如此日升月落,斗转星移。春去秋来,叶落花开,眨眼间,三年过去了。
原初黛穿着厚实的红棉袄,抱着隔壁家二宝送她的十串糖葫芦,蹲坐在自己家的大门前,无语地望着天。三年都过去了,整整三年了?三年了?!居然已经三年了??!
这三年眨眼即过,她从四岁长到了七岁,阿爹依然壮硕康健,阿娘仍旧智慧温柔,三息镇的人们还是和和美美,幸福长久,真就从来没有烦忧。
在这个镇上,所有人都善良热心,淳朴美好,日子过得风生水起,极尽快乐,好像只有她一个人有烦恼。
而她的烦恼,也已经从最开始的困惑不解,到了严重自我怀疑的地步了。
她是不是根本没有分清楚现实与梦境?
她在圣京城的那十三年是现实?还是她与父母现在的和美隐世是现实?
她入秘境,究竟是自梦境中醒来,还是从现实入了梦?
世家府邸,山中学子,阿晞和裳霓,还有那个董夏三世子,她们都是梦里的人么?如果不是,那么她又该如何解释眼前的一切呢?
这里的每一天她都实实在在地度过了,这里的每一个人她也都真真切切地了解了。她每天都能吃到阿爹阿娘亲手做的饭菜,到了夜里,阿爹也总会抱着她教她辨认天上的繁星。

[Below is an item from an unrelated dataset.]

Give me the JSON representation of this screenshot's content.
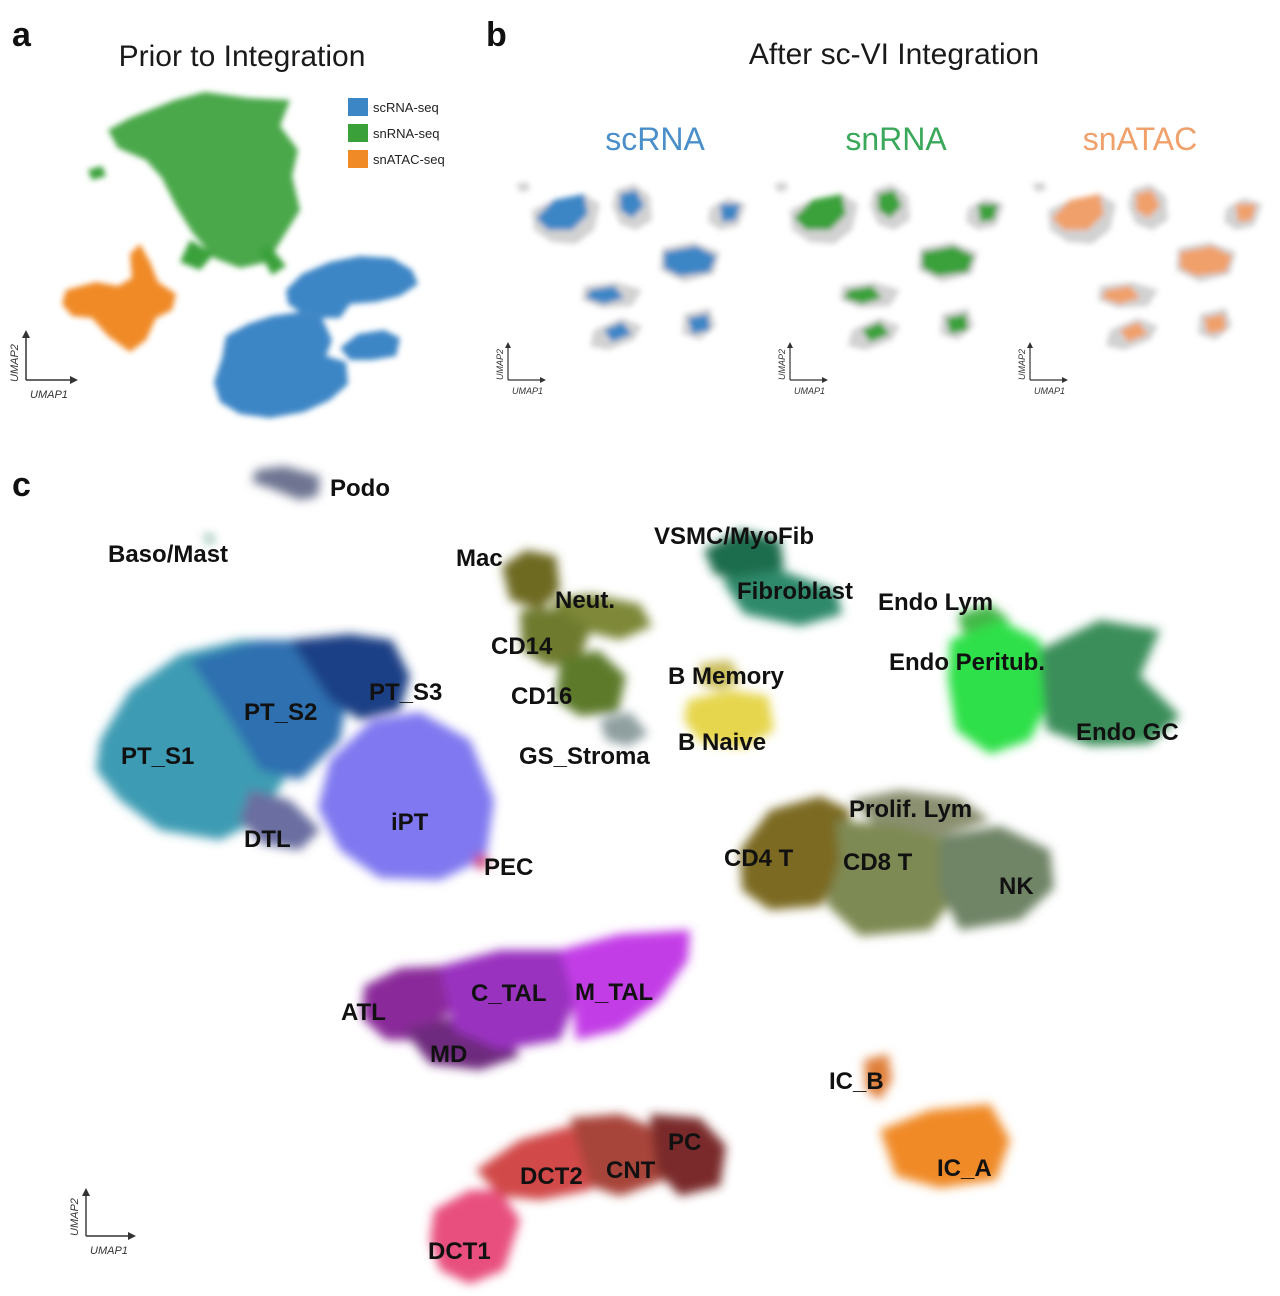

她身上的新衣是阿爹亲手一针一线做出来的,头上的可爱发髻是阿娘年前花了好几天时间跟隔壁婶娘学会的,手里的糖葫芦是二宝偷攒了好个月的零用钱给她买的,她试着咬了一颗,恩,又酸又甜!
真实的味道,真实的境遇,真实的平淡生活和感触美好,这些,又怎么会是假的呢?
“元宝!快来看烟花拉!”大丫小跑着过来喊她,见她手上一把糖葫芦,毫不客气地凑上来啃了两颗,“恩!真甜!”
原初黛蹙着短小的眉头, 分了五根塞她手里,“丫丫,你说,我到底是不是在做梦啊?”
大丫笑嘻嘻地捧着糖葫芦,一扭腰往她旁边一坐,冷不丁地伸出一只小手来,使劲儿往她脸上一掐。原初黛疼得大叫了一声,下意识地就推开她跳了起来。
隔壁门前,领着孩子们放烟火的大叔听到了这边的动静,赶忙过来瞅了一眼,见原初黛一边的小脸通红,虽然没有哭出声来,但眼里还噙着泪花,顿时沉下脸来,一把揪起了大丫的耳朵,“你欺负小元宝了?!爹平日里怎么教导你的!怎么可以欺负比你小的妹妹?!”
大丫委屈地连忙叫冤,“我没有我没有!是元宝妹妹问我是不是在做梦嘛!我就掐了她一下……”
原初黛揉了揉微疼的小脸,也上前解释道,“孟叔叔,丫丫没有欺负我。”
孟大叔的眼神在她俩身上转了一圈,确认她们两个之间的确没有火苗,这才松开了手,又上前摸了摸原初黛的头,往她新衣口袋里塞了许多糖,“臭大丫下手没个轻重,以后可不能让她掐你了哈!你看小元宝这么白嫩的小脸,掐坏了可怎么办哟!”
原初黛腼腆地笑笑,又把口袋里的糖掏出一半来分给了大丫,“我娘在后院新种了好看的花,你想不想去看?”
大丫得了糖,被自家老爹冤枉的委屈立时一散而尽,一心跟着原初黛去看花去了。
孟大叔瞧着两个小姑娘好得不得了,也就放心地回去继续放烟花。
七岁的年亦在热闹的爆竹声中除尽,原初黛牵着大丫的小手,看了看自己怀里满满当当的糖,又望着院子里相依坐在秋千上的恩爱父母,她忽然就什么都不想再去琢磨了。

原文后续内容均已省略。